Detained asylum-seeking mothers at a for-profit detention center in Texas have gone on a hunger strike seeking their release, Freedom Speech Radio News reports.
The women, many of whom fled their countries in Central America out of fear of violence or persecution, have all passed the "credible fear test" and qualify as asylum seekers. Despite that, they are still held with their children -- some as young as 2 years old -- in the Karnes Residential Center, a prison-like facility in South Texas, waiting for their cases to be processed.
This is the second hunger strike in a month calling for the release of their families and protesting against the unbearable conditions at this for-profit facility run by the GEO group, one of the two biggest private companies that run prisons and detention centers in the U.S.
Detainees complained about the quality of food and water, sexual assaults by guards, solitary confinement, and other inhumane conditions of imprisonment.

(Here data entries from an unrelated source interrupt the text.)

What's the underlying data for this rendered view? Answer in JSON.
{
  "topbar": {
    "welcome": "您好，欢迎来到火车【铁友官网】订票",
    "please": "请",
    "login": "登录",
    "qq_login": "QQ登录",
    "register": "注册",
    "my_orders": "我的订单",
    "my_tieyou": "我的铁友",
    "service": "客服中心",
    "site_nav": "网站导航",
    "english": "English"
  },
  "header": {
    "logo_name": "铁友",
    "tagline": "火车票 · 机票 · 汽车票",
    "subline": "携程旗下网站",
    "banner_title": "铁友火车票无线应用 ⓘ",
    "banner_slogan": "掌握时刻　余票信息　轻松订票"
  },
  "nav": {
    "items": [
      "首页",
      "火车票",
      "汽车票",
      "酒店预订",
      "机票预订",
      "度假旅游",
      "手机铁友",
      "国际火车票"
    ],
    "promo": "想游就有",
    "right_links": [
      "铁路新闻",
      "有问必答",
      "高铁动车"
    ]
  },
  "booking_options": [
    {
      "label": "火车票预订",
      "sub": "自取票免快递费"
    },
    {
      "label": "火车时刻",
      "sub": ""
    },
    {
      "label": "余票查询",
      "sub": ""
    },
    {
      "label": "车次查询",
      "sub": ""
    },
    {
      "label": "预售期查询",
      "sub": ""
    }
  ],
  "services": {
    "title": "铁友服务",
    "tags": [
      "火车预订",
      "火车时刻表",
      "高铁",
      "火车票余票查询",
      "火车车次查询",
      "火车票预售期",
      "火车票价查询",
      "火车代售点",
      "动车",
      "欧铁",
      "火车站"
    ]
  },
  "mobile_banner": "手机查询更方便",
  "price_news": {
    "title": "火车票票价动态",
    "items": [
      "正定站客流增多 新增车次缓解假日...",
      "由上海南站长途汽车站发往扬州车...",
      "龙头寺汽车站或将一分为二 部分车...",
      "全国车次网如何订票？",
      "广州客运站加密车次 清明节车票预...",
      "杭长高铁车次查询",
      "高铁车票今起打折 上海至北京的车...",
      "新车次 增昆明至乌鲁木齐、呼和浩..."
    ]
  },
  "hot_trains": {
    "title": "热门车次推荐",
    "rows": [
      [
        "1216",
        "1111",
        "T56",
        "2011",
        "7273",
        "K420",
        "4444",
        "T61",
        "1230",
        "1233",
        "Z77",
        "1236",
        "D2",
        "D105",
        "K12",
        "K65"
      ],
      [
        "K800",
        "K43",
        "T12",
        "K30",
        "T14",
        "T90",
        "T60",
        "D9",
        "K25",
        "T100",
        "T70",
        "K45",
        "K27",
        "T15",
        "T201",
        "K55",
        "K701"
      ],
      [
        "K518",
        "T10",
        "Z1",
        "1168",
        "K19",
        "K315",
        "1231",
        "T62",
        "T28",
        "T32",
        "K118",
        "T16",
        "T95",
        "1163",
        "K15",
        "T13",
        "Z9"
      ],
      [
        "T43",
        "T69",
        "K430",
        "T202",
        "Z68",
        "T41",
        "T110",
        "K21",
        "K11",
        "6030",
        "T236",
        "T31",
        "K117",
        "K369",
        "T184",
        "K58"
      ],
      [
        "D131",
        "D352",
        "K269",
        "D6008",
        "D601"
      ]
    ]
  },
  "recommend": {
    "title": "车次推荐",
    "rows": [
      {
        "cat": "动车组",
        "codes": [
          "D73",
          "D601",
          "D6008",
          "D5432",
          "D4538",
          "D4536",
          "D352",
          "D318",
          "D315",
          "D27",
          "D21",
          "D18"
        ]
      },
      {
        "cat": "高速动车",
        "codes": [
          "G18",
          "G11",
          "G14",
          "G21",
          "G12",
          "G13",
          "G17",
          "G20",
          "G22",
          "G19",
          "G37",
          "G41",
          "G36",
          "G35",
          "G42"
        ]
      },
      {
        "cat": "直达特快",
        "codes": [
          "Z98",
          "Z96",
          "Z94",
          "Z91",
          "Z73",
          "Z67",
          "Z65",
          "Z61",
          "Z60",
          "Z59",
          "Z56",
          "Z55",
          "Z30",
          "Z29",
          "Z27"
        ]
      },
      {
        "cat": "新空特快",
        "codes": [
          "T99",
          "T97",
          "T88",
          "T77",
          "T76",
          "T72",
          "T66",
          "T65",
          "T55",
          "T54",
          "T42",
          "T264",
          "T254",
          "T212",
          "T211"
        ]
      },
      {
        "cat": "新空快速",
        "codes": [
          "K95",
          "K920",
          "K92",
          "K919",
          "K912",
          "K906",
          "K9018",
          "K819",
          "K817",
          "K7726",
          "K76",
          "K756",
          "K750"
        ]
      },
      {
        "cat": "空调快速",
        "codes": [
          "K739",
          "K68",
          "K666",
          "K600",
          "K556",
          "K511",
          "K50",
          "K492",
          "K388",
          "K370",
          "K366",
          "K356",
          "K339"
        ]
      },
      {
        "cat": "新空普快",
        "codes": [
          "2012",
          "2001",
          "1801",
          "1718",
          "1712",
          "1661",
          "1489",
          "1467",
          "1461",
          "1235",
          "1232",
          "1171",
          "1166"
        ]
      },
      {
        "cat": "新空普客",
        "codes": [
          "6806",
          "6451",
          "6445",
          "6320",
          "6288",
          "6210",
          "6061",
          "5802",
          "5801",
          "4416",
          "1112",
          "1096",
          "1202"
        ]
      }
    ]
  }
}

Some mothers resort to work for $3 a day just so that they can buy their kids better food and bottled water.
“In my view, there’s no way to detain families humanely,” California Representative Judy Chu said at a U.S. House Judiciary Committee hearing last Tuesday. “When I first learned that the average age on a child in family detention is six years old and there are even babies and toddlers being detained, I was truly shocked. As a psychologist, I know the mental health concerns that children and families in detention face. Detention in jail-like facilities re-traumatizes victims of violence, and children in particular.”
According to a new report from the Grassroots Leadership, private for-profit prison corporations spent $11 million over six years to lobby Congress to keep a mandatory immigrant detention quota.
Today, 9 out of the 10 largest immigrant detention centers are private, with 8 owned by only two corporations, the GED Group and CCA. Since the end of 2007, the GEO Group has increased their profits by 244% and CCA by 46%.